Осада, или Шахматы со смертью, стр. 69

Пепе Лобо снова смеется. Теперь, главным образом, над собой.

— Это все водка…

Они идут по красноватому песку к лодкам, привязанным у мостков. Маранья поравнялся с капитаном и теперь прихрамывает рядом, иногда поглядывая на него в неверном свете факелов, воткнутых в песок. Поглядывает с любопытством, словно сегодня ночью увидел его впервые.

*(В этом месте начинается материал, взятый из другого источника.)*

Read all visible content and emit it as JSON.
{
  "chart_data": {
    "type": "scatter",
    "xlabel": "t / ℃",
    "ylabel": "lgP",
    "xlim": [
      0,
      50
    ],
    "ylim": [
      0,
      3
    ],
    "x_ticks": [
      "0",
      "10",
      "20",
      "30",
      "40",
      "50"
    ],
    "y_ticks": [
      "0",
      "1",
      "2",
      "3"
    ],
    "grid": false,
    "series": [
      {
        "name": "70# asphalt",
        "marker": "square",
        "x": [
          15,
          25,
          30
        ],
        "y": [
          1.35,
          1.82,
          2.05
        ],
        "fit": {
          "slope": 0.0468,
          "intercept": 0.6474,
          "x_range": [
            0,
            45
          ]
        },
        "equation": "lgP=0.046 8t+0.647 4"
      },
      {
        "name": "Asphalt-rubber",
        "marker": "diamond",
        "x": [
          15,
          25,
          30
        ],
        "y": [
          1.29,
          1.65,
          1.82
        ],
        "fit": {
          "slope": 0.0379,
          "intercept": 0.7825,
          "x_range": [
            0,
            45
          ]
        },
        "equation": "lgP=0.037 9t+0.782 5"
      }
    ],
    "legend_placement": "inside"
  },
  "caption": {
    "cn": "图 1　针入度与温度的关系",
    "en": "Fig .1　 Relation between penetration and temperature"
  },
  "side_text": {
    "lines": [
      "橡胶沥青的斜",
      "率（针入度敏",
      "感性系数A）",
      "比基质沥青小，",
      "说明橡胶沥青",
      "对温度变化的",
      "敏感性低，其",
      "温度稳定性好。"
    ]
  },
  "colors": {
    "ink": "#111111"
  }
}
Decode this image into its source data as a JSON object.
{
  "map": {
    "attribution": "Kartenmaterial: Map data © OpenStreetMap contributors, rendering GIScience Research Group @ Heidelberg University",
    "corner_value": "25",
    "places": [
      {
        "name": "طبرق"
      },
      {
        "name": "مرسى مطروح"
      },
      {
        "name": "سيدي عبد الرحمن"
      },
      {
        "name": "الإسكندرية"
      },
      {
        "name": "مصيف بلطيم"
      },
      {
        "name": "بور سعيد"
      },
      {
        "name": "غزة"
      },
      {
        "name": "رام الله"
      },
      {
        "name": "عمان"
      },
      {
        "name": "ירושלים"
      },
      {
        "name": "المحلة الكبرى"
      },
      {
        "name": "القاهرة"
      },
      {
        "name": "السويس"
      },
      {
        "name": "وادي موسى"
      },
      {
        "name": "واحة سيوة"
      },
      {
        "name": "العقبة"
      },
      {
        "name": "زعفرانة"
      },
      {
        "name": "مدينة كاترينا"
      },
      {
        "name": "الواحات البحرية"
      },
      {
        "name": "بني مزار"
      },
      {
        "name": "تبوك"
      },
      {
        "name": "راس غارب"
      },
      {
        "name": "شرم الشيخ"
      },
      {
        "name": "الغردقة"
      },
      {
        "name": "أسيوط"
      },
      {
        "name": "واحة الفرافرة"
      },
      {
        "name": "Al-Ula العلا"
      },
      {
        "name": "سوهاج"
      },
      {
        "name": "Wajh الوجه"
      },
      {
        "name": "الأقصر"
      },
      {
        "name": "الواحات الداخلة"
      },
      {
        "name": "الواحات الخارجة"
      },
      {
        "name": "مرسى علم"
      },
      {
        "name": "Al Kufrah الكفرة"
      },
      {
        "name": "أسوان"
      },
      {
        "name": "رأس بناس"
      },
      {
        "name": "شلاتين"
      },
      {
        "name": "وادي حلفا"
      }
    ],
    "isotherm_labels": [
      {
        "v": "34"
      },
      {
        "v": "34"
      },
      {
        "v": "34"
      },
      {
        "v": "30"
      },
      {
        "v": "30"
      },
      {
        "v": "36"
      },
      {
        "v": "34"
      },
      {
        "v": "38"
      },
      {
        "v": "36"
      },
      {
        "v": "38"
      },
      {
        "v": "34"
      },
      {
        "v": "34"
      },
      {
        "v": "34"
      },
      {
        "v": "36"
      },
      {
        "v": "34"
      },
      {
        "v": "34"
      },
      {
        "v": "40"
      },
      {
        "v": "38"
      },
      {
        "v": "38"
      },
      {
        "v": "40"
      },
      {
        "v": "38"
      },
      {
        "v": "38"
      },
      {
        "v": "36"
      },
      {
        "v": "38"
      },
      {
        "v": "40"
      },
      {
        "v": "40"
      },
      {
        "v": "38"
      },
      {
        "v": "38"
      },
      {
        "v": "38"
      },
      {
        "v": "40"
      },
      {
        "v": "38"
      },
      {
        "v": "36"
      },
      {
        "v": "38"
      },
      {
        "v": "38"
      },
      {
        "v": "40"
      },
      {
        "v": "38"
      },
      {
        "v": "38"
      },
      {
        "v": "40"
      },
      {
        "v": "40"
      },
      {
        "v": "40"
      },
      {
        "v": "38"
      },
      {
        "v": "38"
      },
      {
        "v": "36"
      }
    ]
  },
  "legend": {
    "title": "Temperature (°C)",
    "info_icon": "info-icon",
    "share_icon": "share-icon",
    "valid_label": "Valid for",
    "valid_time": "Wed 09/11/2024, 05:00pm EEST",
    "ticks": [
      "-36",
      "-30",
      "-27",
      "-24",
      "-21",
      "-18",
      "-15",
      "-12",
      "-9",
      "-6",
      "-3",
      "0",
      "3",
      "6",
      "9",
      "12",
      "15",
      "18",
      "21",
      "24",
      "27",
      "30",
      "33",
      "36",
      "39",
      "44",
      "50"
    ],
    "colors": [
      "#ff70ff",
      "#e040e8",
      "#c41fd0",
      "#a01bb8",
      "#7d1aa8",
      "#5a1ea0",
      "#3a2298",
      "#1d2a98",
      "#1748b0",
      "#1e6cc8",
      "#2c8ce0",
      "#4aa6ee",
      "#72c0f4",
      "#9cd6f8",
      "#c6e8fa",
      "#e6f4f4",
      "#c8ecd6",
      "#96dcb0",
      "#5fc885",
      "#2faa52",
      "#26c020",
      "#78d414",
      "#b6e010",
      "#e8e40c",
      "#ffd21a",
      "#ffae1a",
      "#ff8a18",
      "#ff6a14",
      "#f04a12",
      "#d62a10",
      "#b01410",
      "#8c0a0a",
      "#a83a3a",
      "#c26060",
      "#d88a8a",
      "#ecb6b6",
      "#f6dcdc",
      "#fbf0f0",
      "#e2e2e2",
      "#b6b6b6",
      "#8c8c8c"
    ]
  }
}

— Она, она, — настойчиво повторяет Лобо спустя сколько-то минут. — Все она.

8

Скоро рассвет. Задувает яростный левантинец и, не встречая препон на плоских низменных плавнях, взвихривает пыль, взметает песчаные смерчи, закрывающие звезды. Тысячи невидимых иголок впиваются в лица четверых — троих взрослых и подростка, которые уже несколько часов кряду шлепают в темноте по болоту. Вооруженные саблями, тесаками, навахами, удавками, обвернув лица тряпками или платками для защиты от безжалостного ветра, секущего колючими песчинками. И такого сильного, что, когда они выбираются на твердое место, в два счета высушивает набухшую селитряной водой, пропитанную илом и жидкой грязью одежду.

— Вот он, большой канал, — шепчет Мохарра.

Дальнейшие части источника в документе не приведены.